Bartoletti has taken note of payments that will go to so-called Accountable Care Organizations, or ACOs. Accountable Care Organizations (ACOs) are groups of doctors, hospitals, and other health-care providers, who come together voluntarily to give coordinated high quality care to their Medicare patients. The goal of coordinated care is to ensure that patients, especially the chronically ill, get the right care at the right time, while avoiding unnecessary duplication of services and preventing medical errors. When an ACO succeeds both in both delivering high-quality care and spending health-care dollars more wisely, it will share in the savings it achieves for the Medicare program.

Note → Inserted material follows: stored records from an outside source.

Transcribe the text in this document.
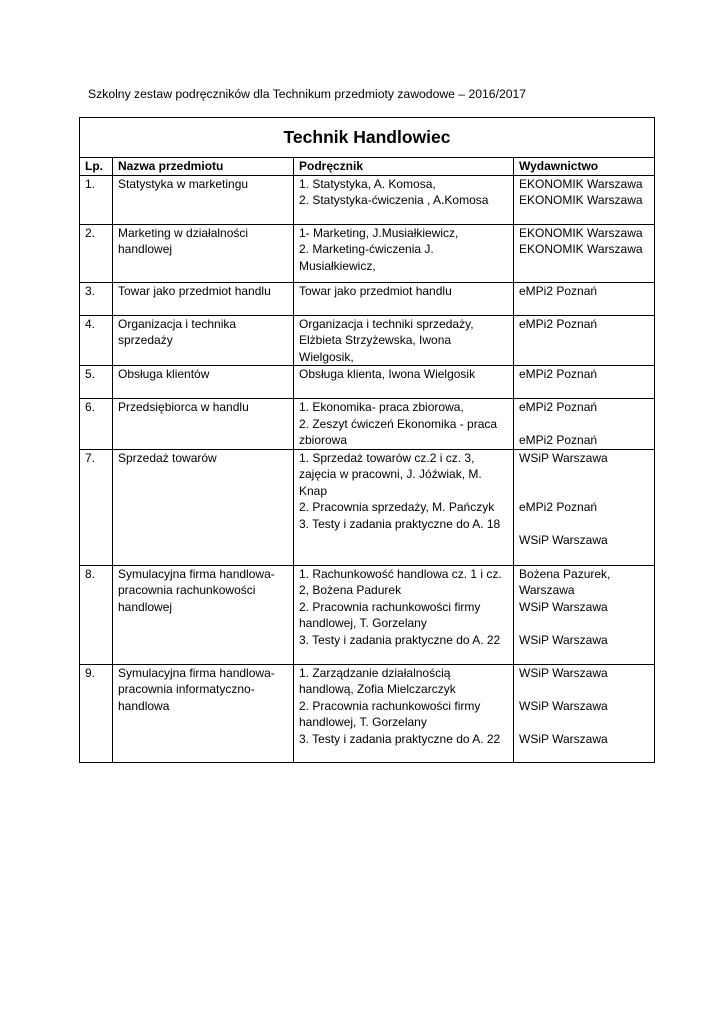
Szkolny zestaw podręczników dla Technikum przedmioty zawodowe – 2016/2017
Technik Handlowiec			
Lp.	Nazwa przedmiotu	Podręcznik	Wydawnictwo
1.	Statystyka w marketingu	1. Statystyka, A. Komosa,
2. Statystyka-ćwiczenia , A.Komosa	EKONOMIK Warszawa
EKONOMIK Warszawa

2.	Marketing w działalności
handlowej	1- Marketing, J.Musiałkiewicz,
2. Marketing-ćwiczenia J.
Musiałkiewicz,	EKONOMIK Warszawa
EKONOMIK Warszawa

3.	Towar jako przedmiot handlu	Towar jako przedmiot handlu	eMPi2 Poznań

4.	Organizacja i technika
sprzedaży	Organizacja i techniki sprzedaży,
Elżbieta Strzyżewska, Iwona
Wielgosik,	eMPi2 Poznań

5.	Obsługa klientów	Obsługa klienta, Iwona Wielgosik	eMPi2 Poznań

6.	Przedsiębiorca w handlu	1. Ekonomika- praca zbiorowa,
2. Zeszyt ćwiczeń Ekonomika - praca
zbiorowa	eMPi2 Poznań
eMPi2 Poznań

7.	Sprzedaż towarów	1. Sprzedaż towarów cz.2 i cz. 3,
zajęcia w pracowni, J. Jóźwiak, M.
Knap
2. Pracownia sprzedaży, M. Pańczyk
3. Testy i zadania praktyczne do A. 18	WSiP Warszawa
eMPi2 Poznań
WSiP Warszawa

8.	Symulacyjna firma handlowa-
pracownia rachunkowości
handlowej	1. Rachunkowość handlowa cz. 1 i cz.
2, Bożena Padurek
2. Pracownia rachunkowości firmy
handlowej, T. Gorzelany
3. Testy i zadania praktyczne do A. 22	Bożena Pazurek,
Warszawa
WSiP Warszawa
WSiP Warszawa

9.	Symulacyjna firma handlowa-
pracownia informatyczno-
handlowa	1. Zarządzanie działalnością
handlową, Zofia Mielczarczyk
2. Pracownia rachunkowości firmy
handlowej, T. Gorzelany
3. Testy i zadania praktyczne do A. 22	WSiP Warszawa
WSiP Warszawa
WSiP Warszawa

“ACOs are organizations that will act as partnerships that will examine each situation,” Bartoletti said, “In many cases, home-care organizations will keep people out of the hospital and still get them great care. By joining together and forming these partnerships, we’ll get paid on an outcome basis. (The feds) were really pushing that concept and that’s coming down the pike.”
Bartoletti said the ACO concept does not frighten him. “I believe the best thing to do is to pay for health care based on outcomes — to have a cooperative type of system where people work together to keep people healthy and out of the hospitals,” he said. “Will there pains? Absolutely, and I think smaller and independent players will get pushed out over time.”
Bartoletti said another thing to look for is managed care.
“People who have a low income or Medicaid, they are now enrolled in managed care organizations, who will work with these people to try and keep them in their homes and to try and work with them to help them create a healthier lifestyle.”
“At the end of the day, health care begins in the home,” he said. “Home health providers are able to educate patients and tell them the benefits of hospice, home health and homecare.”